Book Core Concepts in Sociology

Download or read book Core Concepts in Sociology written by J. Michael Ryan and published by John Wiley & Sons. This book was released on 2018-10-22 with total page 370 pages. Available in PDF, EPUB and Kindle. Book excerpt: An essential guide to the basic concepts that comprise the study of sociology with contributions from an international range of leading experts Core Concepts in Sociology is a comprehensive guide to the essential concepts relevant to the current study of the discipline and wider social science. The contributing authors cover a wide range of concepts that remain at the heart of sociology including those from its academic founding and others much more recent in their development.
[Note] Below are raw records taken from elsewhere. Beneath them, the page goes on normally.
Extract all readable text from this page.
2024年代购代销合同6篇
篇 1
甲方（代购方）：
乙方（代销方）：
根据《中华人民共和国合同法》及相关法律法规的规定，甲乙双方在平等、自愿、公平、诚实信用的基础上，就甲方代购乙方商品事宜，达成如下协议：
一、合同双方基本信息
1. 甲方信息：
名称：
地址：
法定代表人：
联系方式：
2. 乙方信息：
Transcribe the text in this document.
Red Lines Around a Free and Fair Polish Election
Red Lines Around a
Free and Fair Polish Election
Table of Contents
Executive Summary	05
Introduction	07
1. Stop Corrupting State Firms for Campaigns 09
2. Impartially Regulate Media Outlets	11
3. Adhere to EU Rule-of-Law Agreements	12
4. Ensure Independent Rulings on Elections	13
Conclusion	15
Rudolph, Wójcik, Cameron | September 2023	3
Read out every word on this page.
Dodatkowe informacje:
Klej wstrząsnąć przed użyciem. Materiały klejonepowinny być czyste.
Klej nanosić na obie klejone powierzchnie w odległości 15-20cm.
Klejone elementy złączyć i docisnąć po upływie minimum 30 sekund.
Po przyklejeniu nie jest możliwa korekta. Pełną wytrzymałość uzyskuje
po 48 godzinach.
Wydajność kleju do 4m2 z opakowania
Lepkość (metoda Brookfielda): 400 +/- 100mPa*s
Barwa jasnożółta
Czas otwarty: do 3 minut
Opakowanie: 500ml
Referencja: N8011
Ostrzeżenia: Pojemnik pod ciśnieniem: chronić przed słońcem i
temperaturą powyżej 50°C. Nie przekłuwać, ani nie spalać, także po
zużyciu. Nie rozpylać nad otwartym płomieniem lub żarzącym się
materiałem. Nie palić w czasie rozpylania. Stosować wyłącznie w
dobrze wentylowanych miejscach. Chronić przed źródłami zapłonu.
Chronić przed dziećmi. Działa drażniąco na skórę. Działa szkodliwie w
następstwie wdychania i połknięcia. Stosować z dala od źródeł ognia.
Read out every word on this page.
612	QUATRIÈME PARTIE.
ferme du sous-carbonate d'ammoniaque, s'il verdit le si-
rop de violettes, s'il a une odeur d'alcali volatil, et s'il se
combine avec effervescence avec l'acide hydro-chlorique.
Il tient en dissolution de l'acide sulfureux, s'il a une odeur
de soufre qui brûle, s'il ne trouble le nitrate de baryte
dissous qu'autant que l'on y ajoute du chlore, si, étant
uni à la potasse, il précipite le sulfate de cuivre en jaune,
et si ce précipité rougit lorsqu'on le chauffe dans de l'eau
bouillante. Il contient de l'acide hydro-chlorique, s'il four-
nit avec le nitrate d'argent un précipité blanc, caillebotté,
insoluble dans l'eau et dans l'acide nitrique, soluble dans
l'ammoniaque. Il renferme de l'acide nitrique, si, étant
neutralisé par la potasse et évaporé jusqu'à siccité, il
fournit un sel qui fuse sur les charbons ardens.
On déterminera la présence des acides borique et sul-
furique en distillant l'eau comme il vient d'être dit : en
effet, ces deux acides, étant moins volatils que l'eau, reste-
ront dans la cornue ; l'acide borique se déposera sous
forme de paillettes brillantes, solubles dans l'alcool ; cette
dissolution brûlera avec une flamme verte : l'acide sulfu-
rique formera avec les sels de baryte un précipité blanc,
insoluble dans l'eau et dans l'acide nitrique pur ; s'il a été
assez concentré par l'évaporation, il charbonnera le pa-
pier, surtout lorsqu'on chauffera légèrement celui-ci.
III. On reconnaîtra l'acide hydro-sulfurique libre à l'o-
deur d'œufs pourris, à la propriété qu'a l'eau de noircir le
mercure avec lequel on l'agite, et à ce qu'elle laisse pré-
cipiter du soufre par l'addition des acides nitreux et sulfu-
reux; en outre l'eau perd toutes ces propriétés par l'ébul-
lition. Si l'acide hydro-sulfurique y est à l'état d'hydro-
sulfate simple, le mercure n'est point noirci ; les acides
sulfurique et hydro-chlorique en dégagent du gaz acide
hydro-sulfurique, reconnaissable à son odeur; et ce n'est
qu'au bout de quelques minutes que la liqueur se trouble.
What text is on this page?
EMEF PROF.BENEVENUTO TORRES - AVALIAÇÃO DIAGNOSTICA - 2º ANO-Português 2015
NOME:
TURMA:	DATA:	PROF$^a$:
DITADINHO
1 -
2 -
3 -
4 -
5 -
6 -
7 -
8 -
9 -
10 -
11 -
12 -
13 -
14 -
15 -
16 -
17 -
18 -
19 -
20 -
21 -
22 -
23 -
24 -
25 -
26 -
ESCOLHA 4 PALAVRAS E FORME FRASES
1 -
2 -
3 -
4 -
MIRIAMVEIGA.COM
The text contains contributions from an international panel of leading figures in the field, utilizing their expertise on core concepts and presenting an accessible introduction for students. Drawing on the widest range of ideas, research, current literature and expert assessment, Core Concepts in Sociology contains over 90 concepts that represent the discipline. Coverage includes concepts ranging from aging to capitalism, democracy to economic sociology, epistemology to everyday life, media to risk, stigma and much more. This vital resource: Sets out the concepts that underpin the study of sociology and wider social science Contains contributions from an international panel of leading figures in the field Includes a comprehensive review of the basic concepts that comprise the foundation and essential development of the discipline Designed as a concise and accessible resource Written for students, researchers and wider professionals with an interest in the field of sociology, Core Concepts in Sociology offers a concise, affordable and accessible resource for studying the underpinnings of sociology and social science.

Book Bounded Choice

Download or read book Bounded Choice written by Janja Lalich and published by Univ of California Press. This book was released on 2004-09-15 with total page 354 pages. Available in PDF, EPUB and Kindle. Book excerpt: The purpose of this book is to contradict the conventional wisdom that cult members are weak-willed, weak -minded , lost souls that cannot think for themselves.